At a news conference today, Gov. Asa Hutchinson said he wanted Arkansas’s so-called “Religious Freedom Restoration Act” to more accurately reflect the federal RFRA. He said he had asked legislative leaders to either recall HB 1228 so it can be amended or advance additional legislation that would accomplish changes that would make the law more closely mirror the 1993 federal law.
See the governor’s full remarks here.
Unlike the federal RFRA law, Arkansas’s expressly allows lawsuits in situations between private parties, when the government is not involved. There is legal debate on whether, despite not explicitly saying so, the federal RFRA law actually does apply to private parties.
Hutchinson also raised the possibility of an executive order regarding anti-discrimination.
“This is a bill that in ordinary times would not be controversial,” Hutchinson said. “But these are not ordinary times. This bill is not really complicated. … It’s balancing test. The bill itself does not pick winners and losers, it balances two competing constitutional obligations that our founding fathers gave to us. But the issue has become divisive.”
Hutchinson said the bill speaks to a generational divide.
“It has divided families and there is clearly a generational gap. My son Seth signed the petition asking me, Dad, the governor, to veto this bill. It shows that there is a generational difference on these opinions.”
He said he’d asked for changes throughout the process.
“In some instances they were accommodated and made. In other instances they said no. That’s the balance between the executive and legislative branch.”
But he said changes still need to be made.

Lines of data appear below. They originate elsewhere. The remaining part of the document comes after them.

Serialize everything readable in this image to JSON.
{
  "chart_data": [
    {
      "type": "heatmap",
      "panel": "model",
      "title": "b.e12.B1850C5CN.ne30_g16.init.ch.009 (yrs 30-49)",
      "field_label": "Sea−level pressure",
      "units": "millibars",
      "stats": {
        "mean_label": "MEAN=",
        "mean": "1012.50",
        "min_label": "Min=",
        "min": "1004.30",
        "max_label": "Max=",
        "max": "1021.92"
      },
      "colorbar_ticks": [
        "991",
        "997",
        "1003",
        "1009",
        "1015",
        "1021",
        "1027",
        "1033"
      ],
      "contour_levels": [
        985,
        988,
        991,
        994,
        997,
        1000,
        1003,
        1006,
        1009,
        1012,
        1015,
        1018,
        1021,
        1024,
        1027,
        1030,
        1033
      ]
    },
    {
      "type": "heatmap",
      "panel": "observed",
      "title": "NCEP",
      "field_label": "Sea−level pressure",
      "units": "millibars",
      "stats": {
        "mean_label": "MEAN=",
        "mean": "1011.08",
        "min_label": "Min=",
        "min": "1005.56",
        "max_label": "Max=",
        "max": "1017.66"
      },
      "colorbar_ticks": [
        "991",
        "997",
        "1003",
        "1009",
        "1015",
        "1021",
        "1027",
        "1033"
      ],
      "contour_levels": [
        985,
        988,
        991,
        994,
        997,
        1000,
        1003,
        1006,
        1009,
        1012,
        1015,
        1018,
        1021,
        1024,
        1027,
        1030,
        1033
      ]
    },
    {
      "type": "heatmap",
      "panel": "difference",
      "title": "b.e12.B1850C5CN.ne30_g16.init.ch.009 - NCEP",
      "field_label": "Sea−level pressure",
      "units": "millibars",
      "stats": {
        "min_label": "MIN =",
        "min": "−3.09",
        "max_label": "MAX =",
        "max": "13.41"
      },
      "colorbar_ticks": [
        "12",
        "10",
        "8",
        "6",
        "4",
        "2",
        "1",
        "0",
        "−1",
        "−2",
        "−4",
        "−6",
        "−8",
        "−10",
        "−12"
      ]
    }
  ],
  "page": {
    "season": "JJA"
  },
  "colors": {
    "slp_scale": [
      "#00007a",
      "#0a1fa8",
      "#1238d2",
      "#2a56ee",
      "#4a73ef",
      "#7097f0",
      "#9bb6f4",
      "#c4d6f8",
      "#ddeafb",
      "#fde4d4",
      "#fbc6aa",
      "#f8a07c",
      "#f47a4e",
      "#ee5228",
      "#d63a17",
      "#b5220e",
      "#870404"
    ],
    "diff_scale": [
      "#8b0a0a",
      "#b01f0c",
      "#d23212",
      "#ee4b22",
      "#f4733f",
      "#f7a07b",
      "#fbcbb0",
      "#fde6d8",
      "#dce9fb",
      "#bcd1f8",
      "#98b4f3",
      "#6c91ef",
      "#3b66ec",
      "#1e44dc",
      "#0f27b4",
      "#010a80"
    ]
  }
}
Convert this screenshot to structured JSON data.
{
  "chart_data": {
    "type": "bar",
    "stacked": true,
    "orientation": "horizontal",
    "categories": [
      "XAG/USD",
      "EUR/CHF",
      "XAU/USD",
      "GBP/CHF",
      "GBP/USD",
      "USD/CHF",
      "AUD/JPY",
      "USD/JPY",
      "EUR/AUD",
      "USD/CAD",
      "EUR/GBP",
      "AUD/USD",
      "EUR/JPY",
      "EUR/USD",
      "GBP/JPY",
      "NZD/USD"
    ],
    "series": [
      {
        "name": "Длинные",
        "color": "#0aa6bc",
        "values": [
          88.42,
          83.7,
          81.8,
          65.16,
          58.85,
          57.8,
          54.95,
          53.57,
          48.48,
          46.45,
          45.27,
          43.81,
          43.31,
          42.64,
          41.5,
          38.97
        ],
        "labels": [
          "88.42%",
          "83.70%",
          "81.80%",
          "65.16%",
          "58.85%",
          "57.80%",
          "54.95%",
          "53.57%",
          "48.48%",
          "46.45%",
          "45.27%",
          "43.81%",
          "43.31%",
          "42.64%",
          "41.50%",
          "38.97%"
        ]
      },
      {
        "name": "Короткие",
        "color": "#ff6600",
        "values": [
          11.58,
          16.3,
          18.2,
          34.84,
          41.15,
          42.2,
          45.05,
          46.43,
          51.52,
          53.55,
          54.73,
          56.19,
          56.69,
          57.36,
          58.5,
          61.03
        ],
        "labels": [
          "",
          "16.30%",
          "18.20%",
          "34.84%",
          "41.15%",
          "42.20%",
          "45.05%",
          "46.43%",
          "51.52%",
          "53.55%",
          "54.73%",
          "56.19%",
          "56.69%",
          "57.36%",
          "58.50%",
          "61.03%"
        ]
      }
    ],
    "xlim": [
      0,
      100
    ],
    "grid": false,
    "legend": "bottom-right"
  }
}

“It is important to remember that this bill as it is currently drafted does not change who we are. It does not change the current protections against discrimination. This bill simply defines the standard to determine the right balance. But how do we as a state communicate to the world that we are respectable of a diverse workplace and want to be known as a state that does not discriminate and understands tolerance? That is the challenge we face.
“Making this law like the federal law will aid us in that effort in communication, but also was my original objective from the beginning.
“Another option we’re looking at is utilizing an executive order, which interestingly, has not been utilized, from my research, from the executive branch in state government in terms of protecting against discrimination in the workplace for state government. But we’re looking at an executive order to aid in that communication and make it clear that Arkansas wants to be a place of tolerance. We want to be a place that has the right balance between religious freedoms and nondiscrimination.”
After his remarks the governor was asked repeatedly about the reason for his midnight-hour turnabout, given his acknowledgement that it needed to be amended to “minimize the chance of discrimination in the workplace.” The bill’s discriminatory language has always been in the bill — though as it was pointed out at the press conference it was characterized by its sponsor to be no different from federal law — so why was the governor acting now? “It was a learning process,” the governor said. “We heard from constituents and business leaders.” When Walmart speaks, apparently, Hutchinson listens.
The governor also said he had received no commitment from leadership to the changes he wants to see made to the bill.
After the press conference, Sponsor Rep. Bob Ballinger, R-Hindsville, was seen behind glass office doors talking with great animation on his cell phone. He finally emerged, saying only to reporters that “I feel real good about” the direction of the bill. “We’re going to get it worked out.”
*This post has been substantially updated and edited.